Не берусь рассуждать о Мейерхольде — очевидно, причина была и, возможно, уже от него независящая. Что же касается Станиславского, то и тут вроде бы есть объяснение. Он в это время в Москве отсутствовал, лечился в Ницце. Но телеграф-то работал. И «прочие связи» при необходимости были вполне всемогущими. Уж если можно убить ледорубом на другом континенте политического противника, то что стоит добыть недостающую подпись в близкой Европе… Да и потом, если бы о К. С. и в самом деле, а не в анекдотах существовало мнение как о человеке запуганном и послушном, совершенно «присвоенном» Советами, то вообще никаких затруднений с подписью не было бы. Но уже с первого шага на родной опасной земле Станиславский дал почувствовать, что манипулировать собой он не позволит.
Публичный конфликт с газетой обострил ситуацию. И без того Художественный театр после успешных гастролей у «буржуев» был встречен левой критикой с переходящим границы порядочности полемическим раздражением. Высокая оценка спектаклей зарубежной критикой, грандиозный успех у зрителей Европы и Америки только подтверждали в глазах оппонентов чужеродность МХТ новой советской действительности. «Примет их Красная Москва или придется эвакуироваться восвояси, снова за границу?» — писали одни. В нашем театре «Станиславский навсегда остается изгоем», — подхватывали другие. «Барин приехал! Барин приехал!» — улюлюкали третьи, описывая встречу Станиславского на вокзале, как знаменитую сцену встречи старого барина в тургеневском «Нахлебнике». А вот еще такое приветствие: «Бомбы бросают не в покойников, а в тех, кто еще упорно не хочет умирать, хотя все законные сроки уже истекли. Иногда недурно вынуть и мощи. Это необходимо для антиактеистической пропаганды».
В этом-то и была подоплека оскорблений, которые обрушились на Станиславского и театр в первые же дни на родной земле. С их возвращением подвергающийся натиску левых лагерь «аков», то есть «академиков», становился сильнее. В лице К. С. академические театры получали авторитетного защитника и темпераментного борца. Вопреки своей репутации у будущих «интерпретаторов» он не был человеком «запуганным». Напротив, по своему характеру он, скорее, был человеком конфликтным. И потом, как бы иронично левые ни оценивали успех МХТ у «буржуев», они прекрасно понимали, что такой успех нужен властям, он поднимает престиж страны на международной арене. И не так-то просто теперь «вынуть мощи» этих наследников царского режима из советской театральной земли.

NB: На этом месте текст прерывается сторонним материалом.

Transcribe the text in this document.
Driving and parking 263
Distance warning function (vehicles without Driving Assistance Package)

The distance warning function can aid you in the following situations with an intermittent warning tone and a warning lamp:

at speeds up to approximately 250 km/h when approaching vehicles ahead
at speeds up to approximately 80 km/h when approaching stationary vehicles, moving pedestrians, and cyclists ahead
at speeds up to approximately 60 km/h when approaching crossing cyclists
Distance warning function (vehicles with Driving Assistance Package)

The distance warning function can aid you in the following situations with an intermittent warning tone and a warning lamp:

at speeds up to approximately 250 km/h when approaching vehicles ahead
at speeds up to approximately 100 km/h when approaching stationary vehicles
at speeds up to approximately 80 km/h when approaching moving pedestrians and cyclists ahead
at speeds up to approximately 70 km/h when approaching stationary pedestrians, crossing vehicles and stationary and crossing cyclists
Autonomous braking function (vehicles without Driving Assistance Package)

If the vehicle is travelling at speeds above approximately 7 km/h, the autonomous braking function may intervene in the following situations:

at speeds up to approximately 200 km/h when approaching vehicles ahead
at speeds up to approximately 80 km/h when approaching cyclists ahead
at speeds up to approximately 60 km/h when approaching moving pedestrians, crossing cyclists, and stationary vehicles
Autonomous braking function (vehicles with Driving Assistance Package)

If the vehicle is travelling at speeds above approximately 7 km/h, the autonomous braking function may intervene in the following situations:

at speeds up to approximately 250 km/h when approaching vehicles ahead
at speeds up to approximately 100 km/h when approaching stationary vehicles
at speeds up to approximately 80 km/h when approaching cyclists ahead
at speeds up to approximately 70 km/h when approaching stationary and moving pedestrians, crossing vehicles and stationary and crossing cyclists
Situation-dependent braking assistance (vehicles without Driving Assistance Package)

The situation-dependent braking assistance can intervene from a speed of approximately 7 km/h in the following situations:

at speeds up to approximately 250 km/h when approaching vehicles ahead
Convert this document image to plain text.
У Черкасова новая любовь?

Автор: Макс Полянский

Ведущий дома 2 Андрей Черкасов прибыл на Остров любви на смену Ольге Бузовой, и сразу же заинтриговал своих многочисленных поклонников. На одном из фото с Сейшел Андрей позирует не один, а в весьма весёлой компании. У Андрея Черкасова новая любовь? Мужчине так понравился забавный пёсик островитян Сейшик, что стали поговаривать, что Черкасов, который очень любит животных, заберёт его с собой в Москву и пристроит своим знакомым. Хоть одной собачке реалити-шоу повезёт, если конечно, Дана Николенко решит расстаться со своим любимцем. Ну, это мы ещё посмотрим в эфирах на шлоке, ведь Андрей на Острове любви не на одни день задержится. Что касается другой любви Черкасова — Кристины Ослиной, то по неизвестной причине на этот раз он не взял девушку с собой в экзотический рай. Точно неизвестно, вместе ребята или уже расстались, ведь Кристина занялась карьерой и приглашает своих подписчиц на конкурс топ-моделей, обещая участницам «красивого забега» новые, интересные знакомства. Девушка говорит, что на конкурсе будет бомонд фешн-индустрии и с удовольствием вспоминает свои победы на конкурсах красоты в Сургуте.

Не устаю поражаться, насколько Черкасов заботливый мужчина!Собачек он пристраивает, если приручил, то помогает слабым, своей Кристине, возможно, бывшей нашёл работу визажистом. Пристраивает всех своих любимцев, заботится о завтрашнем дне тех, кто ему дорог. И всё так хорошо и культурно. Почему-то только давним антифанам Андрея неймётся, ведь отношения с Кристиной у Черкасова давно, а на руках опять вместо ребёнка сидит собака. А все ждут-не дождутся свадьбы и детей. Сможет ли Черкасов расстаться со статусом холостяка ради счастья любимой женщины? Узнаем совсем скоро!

Станиславский не ограничился письмом в редакцию газеты. Он сразу же опубликовал заметки об американских гастролях, где опять напомнил об искажении газетой его слов. А между тем был предельно занят работой по восстановлению спектаклей для московского репертуара, вводом новых исполнителей, обсуждением планов на будущее. И конечно же испытывал физические и моральные перегрузки периода акклиматизации — ведь он перешагнул шестидесятилетний рубеж, возраст то и дело напоминал о себе. Но чем больше гастрольных подробностей становилось известно, тем нелепее становились их комментарии в прессе.
Станиславский вроде бы и сам иронически воспринимал и описывал рекламную помпу, которую устраивал Гест. Но в то же время с интересом и уважением наблюдал, как тщательно и умно этот опытнейший импресарио готовит зрителя к восприятию спектаклей по незнакомым пьесам, из незнакомого быта, на чужом языке. Заблаговременно все пьесы были переведены и изданы в виде брошюр, которые продавались еще до приезда театра и, что важно, по очень низкой цене. Кроме того, в программках (их перед спектаклем раздавали бесплатно) на каждый спектакль было подробно изложено его содержание, так что зритель мог следить за действием, не теряя нити сюжета, понимая отношения между персонажами, их место и роль в происходящих событиях. Такой организации гастролей и сегодня могут позавидовать многие театры, вынужденные играть перед иноязычным зрителем. Но какой вывод делает московский театральный критик? «Разжевана душа русского народа подстрочниками Мориса Геста», — сокрушается он. А вот резвый автор из «Рабочей газеты» издевается по этому же поводу: «Одним словом, наш Художественный театр умело оболванивал американского зрителя». И этот же автор так комментирует рассказ Станиславского о замечательном умении американского обслуживающего персонала включиться в работу и в кратчайшие сроки усвоить то, чему своих рабочих сцены Художественный театр готовил годами: «Одним словом, американских рабочих Художественный театр эксплуатировал вовсю». И заканчивает статью категорическим выводом: «Одним словом, Художественный театр умер для современности, гниет заживо и расползается по швам».